The objective of this paper is to address the applicability of using API RP 2GEO (2011) for the design of wind turbine monopile foundations in normally to moderately overconsolidated clays. The study involved three-dimensional numerical modeling using the finite-element method, one-g laboratory model testing, and analysis of field test results. The following conclusions concerning the use of Matlock (1970) soft clay p-y curves for the design of large-diameter monopile foundations are drawn:
Numerical modeling and model-scale testing with rigid piles of different diameters indicate that the form of the Matlock (1970) p-y curves, in which the lateral displacement is normalized by pile diameter and lateral soil resistance is normalized by the ultimate resistance, appropriately captures the effect of pile diameter.
Field and model testing indicate that the Matlock (1970) p-y models consistently overestimate the lateral displacements at the pile head when used to analyze laterally loaded piles in normally to moderately overconsolidated clays.

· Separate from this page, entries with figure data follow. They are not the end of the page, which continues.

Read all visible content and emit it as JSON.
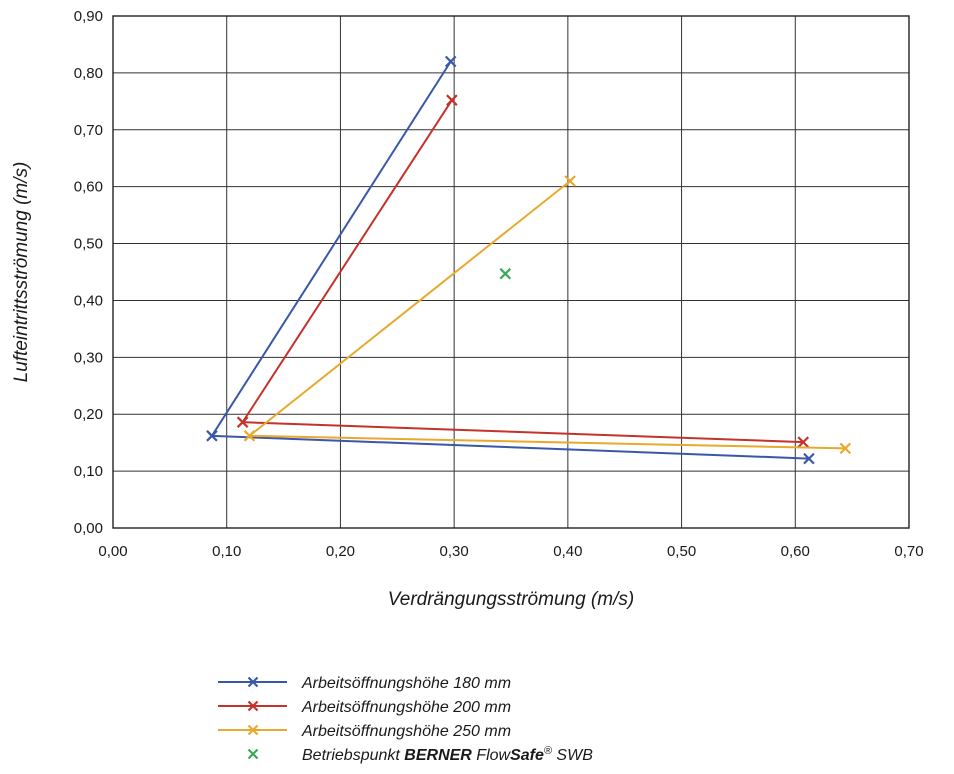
{
  "chart_data": {
    "type": "scatter",
    "xlabel": "Verdrängungsströmung (m/s)",
    "ylabel": "Lufteintrittsströmung (m/s)",
    "xlim": [
      0,
      0.7
    ],
    "ylim": [
      0,
      0.9
    ],
    "x_ticks": [
      "0,00",
      "0,10",
      "0,20",
      "0,30",
      "0,40",
      "0,50",
      "0,60",
      "0,70"
    ],
    "y_ticks": [
      "0,00",
      "0,10",
      "0,20",
      "0,30",
      "0,40",
      "0,50",
      "0,60",
      "0,70",
      "0,80",
      "0,90"
    ],
    "x_tick_values": [
      0,
      0.1,
      0.2,
      0.3,
      0.4,
      0.5,
      0.6,
      0.7
    ],
    "y_tick_values": [
      0,
      0.1,
      0.2,
      0.3,
      0.4,
      0.5,
      0.6,
      0.7,
      0.8,
      0.9
    ],
    "grid": true,
    "legend_position": "bottom",
    "series": [
      {
        "name": "Arbeitsöffnungshöhe 180 mm",
        "color": "#3a58a8",
        "marker": "x",
        "line": true,
        "points": [
          [
            0.297,
            0.82
          ],
          [
            0.087,
            0.162
          ],
          [
            0.612,
            0.122
          ]
        ]
      },
      {
        "name": "Arbeitsöffnungshöhe 200 mm",
        "color": "#c4322b",
        "marker": "x",
        "line": true,
        "points": [
          [
            0.298,
            0.752
          ],
          [
            0.114,
            0.186
          ],
          [
            0.607,
            0.151
          ]
        ]
      },
      {
        "name": "Arbeitsöffnungshöhe 250 mm",
        "color": "#e8a92e",
        "marker": "x",
        "line": true,
        "points": [
          [
            0.402,
            0.61
          ],
          [
            0.12,
            0.162
          ],
          [
            0.644,
            0.14
          ]
        ]
      },
      {
        "name": "Betriebspunkt BERNER FlowSafe® SWB",
        "color": "#3aa856",
        "marker": "x",
        "line": false,
        "points": [
          [
            0.345,
            0.447
          ]
        ]
      }
    ],
    "legend_rich": {
      "prefix": "Betriebspunkt ",
      "bold1": "BERNER",
      "mid": " Flow",
      "bold2": "Safe",
      "sup": "®",
      "suffix": " SWB"
    }
  }
}
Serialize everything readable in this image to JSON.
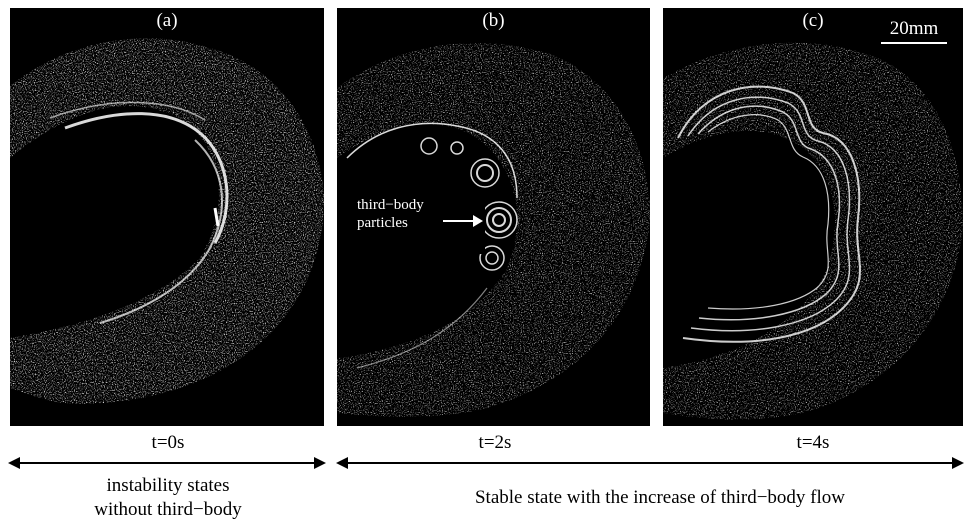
{
  "figure": {
    "panels": [
      {
        "label": "(a)",
        "time": "t=0s"
      },
      {
        "label": "(b)",
        "time": "t=2s"
      },
      {
        "label": "(c)",
        "time": "t=4s"
      }
    ],
    "scale_bar": "20mm",
    "annotation": {
      "line1": "third−body",
      "line2": "particles"
    },
    "captions": {
      "left": {
        "line1": "instability states",
        "line2": "without third−body"
      },
      "right": "Stable state with the increase of third−body flow"
    }
  }
}
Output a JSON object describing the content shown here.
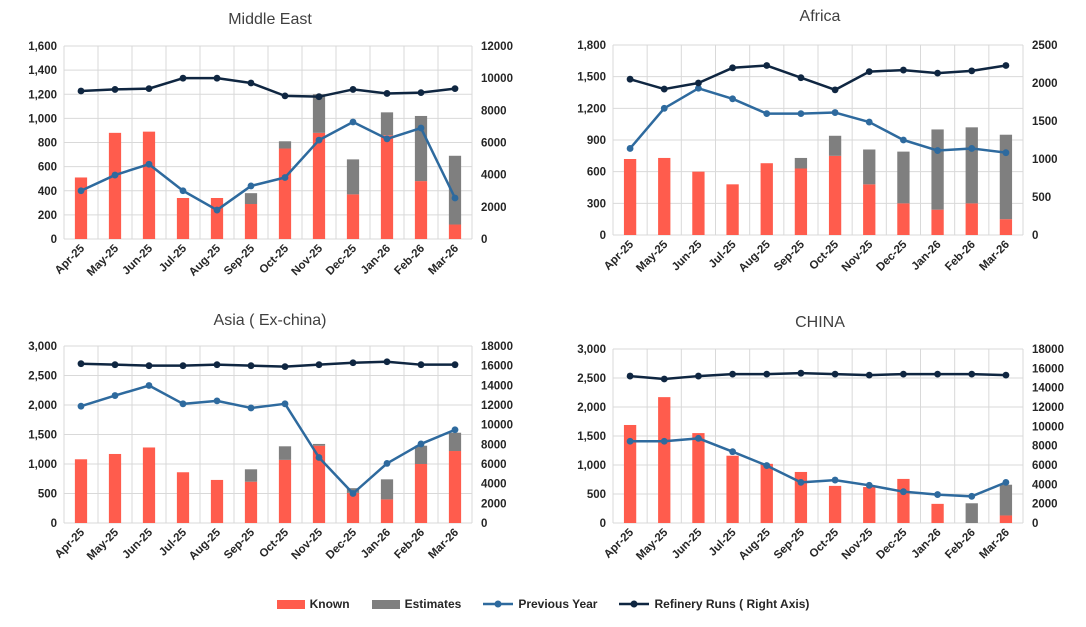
{
  "colors": {
    "known": "#FF5C4D",
    "estimates": "#7F7F7F",
    "previous_year": "#2E6A9E",
    "refinery_runs": "#0F2641"
  },
  "legend": {
    "known": "Known",
    "estimates": "Estimates",
    "previous_year": "Previous Year",
    "refinery_runs": "Refinery Runs ( Right Axis)"
  },
  "chart_data": [
    {
      "type": "bar",
      "title": "Middle East",
      "categories": [
        "Apr-25",
        "May-25",
        "Jun-25",
        "Jul-25",
        "Aug-25",
        "Sep-25",
        "Oct-25",
        "Nov-25",
        "Dec-25",
        "Jan-26",
        "Feb-26",
        "Mar-26"
      ],
      "ylim": [
        0,
        1600
      ],
      "yticks": [
        0,
        200,
        400,
        600,
        800,
        1000,
        1200,
        1400,
        1600
      ],
      "yticklabels": [
        "0",
        "200",
        "400",
        "600",
        "800",
        "1,000",
        "1,200",
        "1,400",
        "1,600"
      ],
      "y2lim": [
        0,
        12000
      ],
      "y2ticks": [
        0,
        2000,
        4000,
        6000,
        8000,
        10000,
        12000
      ],
      "y2ticklabels": [
        "0",
        "2000",
        "4000",
        "6000",
        "8000",
        "10000",
        "12000"
      ],
      "series": [
        {
          "name": "Known",
          "kind": "bar",
          "values": [
            510,
            880,
            890,
            340,
            340,
            290,
            750,
            880,
            370,
            860,
            480,
            120
          ]
        },
        {
          "name": "Estimates",
          "kind": "bar",
          "values": [
            0,
            0,
            0,
            0,
            0,
            90,
            60,
            320,
            290,
            190,
            540,
            570
          ]
        },
        {
          "name": "Previous Year",
          "kind": "line",
          "axis": "left",
          "values": [
            400,
            530,
            620,
            400,
            240,
            440,
            510,
            820,
            970,
            830,
            920,
            340
          ]
        },
        {
          "name": "Refinery Runs ( Right Axis)",
          "kind": "line",
          "axis": "right",
          "values": [
            9200,
            9300,
            9350,
            10000,
            10000,
            9700,
            8900,
            8850,
            9300,
            9050,
            9100,
            9350
          ]
        }
      ]
    },
    {
      "type": "bar",
      "title": "Africa",
      "categories": [
        "Apr-25",
        "May-25",
        "Jun-25",
        "Jul-25",
        "Aug-25",
        "Sep-25",
        "Oct-25",
        "Nov-25",
        "Dec-25",
        "Jan-26",
        "Feb-26",
        "Mar-26"
      ],
      "ylim": [
        0,
        1800
      ],
      "yticks": [
        0,
        300,
        600,
        900,
        1200,
        1500,
        1800
      ],
      "yticklabels": [
        "0",
        "300",
        "600",
        "900",
        "1,200",
        "1,500",
        "1,800"
      ],
      "y2lim": [
        0,
        2500
      ],
      "y2ticks": [
        0,
        500,
        1000,
        1500,
        2000,
        2500
      ],
      "y2ticklabels": [
        "0",
        "500",
        "1000",
        "1500",
        "2000",
        "2500"
      ],
      "series": [
        {
          "name": "Known",
          "kind": "bar",
          "values": [
            720,
            730,
            600,
            480,
            680,
            630,
            750,
            480,
            300,
            240,
            300,
            150
          ]
        },
        {
          "name": "Estimates",
          "kind": "bar",
          "values": [
            0,
            0,
            0,
            0,
            0,
            100,
            190,
            330,
            490,
            760,
            720,
            800
          ]
        },
        {
          "name": "Previous Year",
          "kind": "line",
          "axis": "left",
          "values": [
            820,
            1200,
            1390,
            1290,
            1150,
            1150,
            1160,
            1070,
            900,
            800,
            820,
            780
          ]
        },
        {
          "name": "Refinery Runs ( Right Axis)",
          "kind": "line",
          "axis": "right",
          "values": [
            2050,
            1920,
            2000,
            2200,
            2230,
            2070,
            1910,
            2150,
            2170,
            2130,
            2160,
            2230
          ]
        }
      ]
    },
    {
      "type": "bar",
      "title": "Asia ( Ex-china)",
      "categories": [
        "Apr-25",
        "May-25",
        "Jun-25",
        "Jul-25",
        "Aug-25",
        "Sep-25",
        "Oct-25",
        "Nov-25",
        "Dec-25",
        "Jan-26",
        "Feb-26",
        "Mar-26"
      ],
      "ylim": [
        0,
        3000
      ],
      "yticks": [
        0,
        500,
        1000,
        1500,
        2000,
        2500,
        3000
      ],
      "yticklabels": [
        "0",
        "500",
        "1,000",
        "1,500",
        "2,000",
        "2,500",
        "3,000"
      ],
      "y2lim": [
        0,
        18000
      ],
      "y2ticks": [
        0,
        2000,
        4000,
        6000,
        8000,
        10000,
        12000,
        14000,
        16000,
        18000
      ],
      "y2ticklabels": [
        "0",
        "2000",
        "4000",
        "6000",
        "8000",
        "10000",
        "12000",
        "14000",
        "16000",
        "18000"
      ],
      "series": [
        {
          "name": "Known",
          "kind": "bar",
          "values": [
            1080,
            1170,
            1280,
            860,
            730,
            700,
            1070,
            1310,
            510,
            400,
            1000,
            1220
          ]
        },
        {
          "name": "Estimates",
          "kind": "bar",
          "values": [
            0,
            0,
            0,
            0,
            0,
            210,
            230,
            30,
            80,
            340,
            310,
            310
          ]
        },
        {
          "name": "Previous Year",
          "kind": "line",
          "axis": "left",
          "values": [
            1980,
            2160,
            2330,
            2020,
            2070,
            1950,
            2020,
            1110,
            500,
            1010,
            1340,
            1580
          ]
        },
        {
          "name": "Refinery Runs ( Right Axis)",
          "kind": "line",
          "axis": "right",
          "values": [
            16200,
            16100,
            16000,
            16000,
            16100,
            16000,
            15900,
            16100,
            16300,
            16400,
            16100,
            16100
          ]
        }
      ]
    },
    {
      "type": "bar",
      "title": "CHINA",
      "categories": [
        "Apr-25",
        "May-25",
        "Jun-25",
        "Jul-25",
        "Aug-25",
        "Sep-25",
        "Oct-25",
        "Nov-25",
        "Dec-25",
        "Jan-26",
        "Feb-26",
        "Mar-26"
      ],
      "ylim": [
        0,
        3000
      ],
      "yticks": [
        0,
        500,
        1000,
        1500,
        2000,
        2500,
        3000
      ],
      "yticklabels": [
        "0",
        "500",
        "1,000",
        "1,500",
        "2,000",
        "2,500",
        "3,000"
      ],
      "y2lim": [
        0,
        18000
      ],
      "y2ticks": [
        0,
        2000,
        4000,
        6000,
        8000,
        10000,
        12000,
        14000,
        16000,
        18000
      ],
      "y2ticklabels": [
        "0",
        "2000",
        "4000",
        "6000",
        "8000",
        "10000",
        "12000",
        "14000",
        "16000",
        "18000"
      ],
      "series": [
        {
          "name": "Known",
          "kind": "bar",
          "values": [
            1690,
            2170,
            1550,
            1160,
            1020,
            880,
            640,
            620,
            760,
            330,
            0,
            130
          ]
        },
        {
          "name": "Estimates",
          "kind": "bar",
          "values": [
            0,
            0,
            0,
            0,
            0,
            0,
            0,
            0,
            0,
            0,
            340,
            530
          ]
        },
        {
          "name": "Previous Year",
          "kind": "line",
          "axis": "left",
          "values": [
            1410,
            1410,
            1460,
            1230,
            990,
            700,
            740,
            650,
            540,
            490,
            460,
            700
          ]
        },
        {
          "name": "Refinery Runs ( Right Axis)",
          "kind": "line",
          "axis": "right",
          "values": [
            15200,
            14900,
            15200,
            15400,
            15400,
            15500,
            15400,
            15300,
            15400,
            15400,
            15400,
            15300
          ]
        }
      ]
    }
  ]
}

An approximate version of the Jeanjean (2009) p-y model, in which the Matlock (1970) p-y curves are scaled by p-multipliers calculated at various depths, generally provides a reasonable match to measured lateral displacements at the pile head when a relatively large strain at one-half the undrained shear strength is assumed, i.e., ?50 = 0.02. This result applies both to small scale model tests in kaolinite and large-scale field tests in high-plasticity clay.
Model tests show that cyclic loading causes the stiffness of the lateral pile-soil response to degrade by 20 to 30 percent. The amount of degradation is dependent on the displacement amplitude and the number of cycles. All of the degradation happens within 100 cycles, after which the stiffness is reasonably constant.
Model tests show that the ultimate lateral capacity of the pile is not significantly affected by the previous cyclic loading.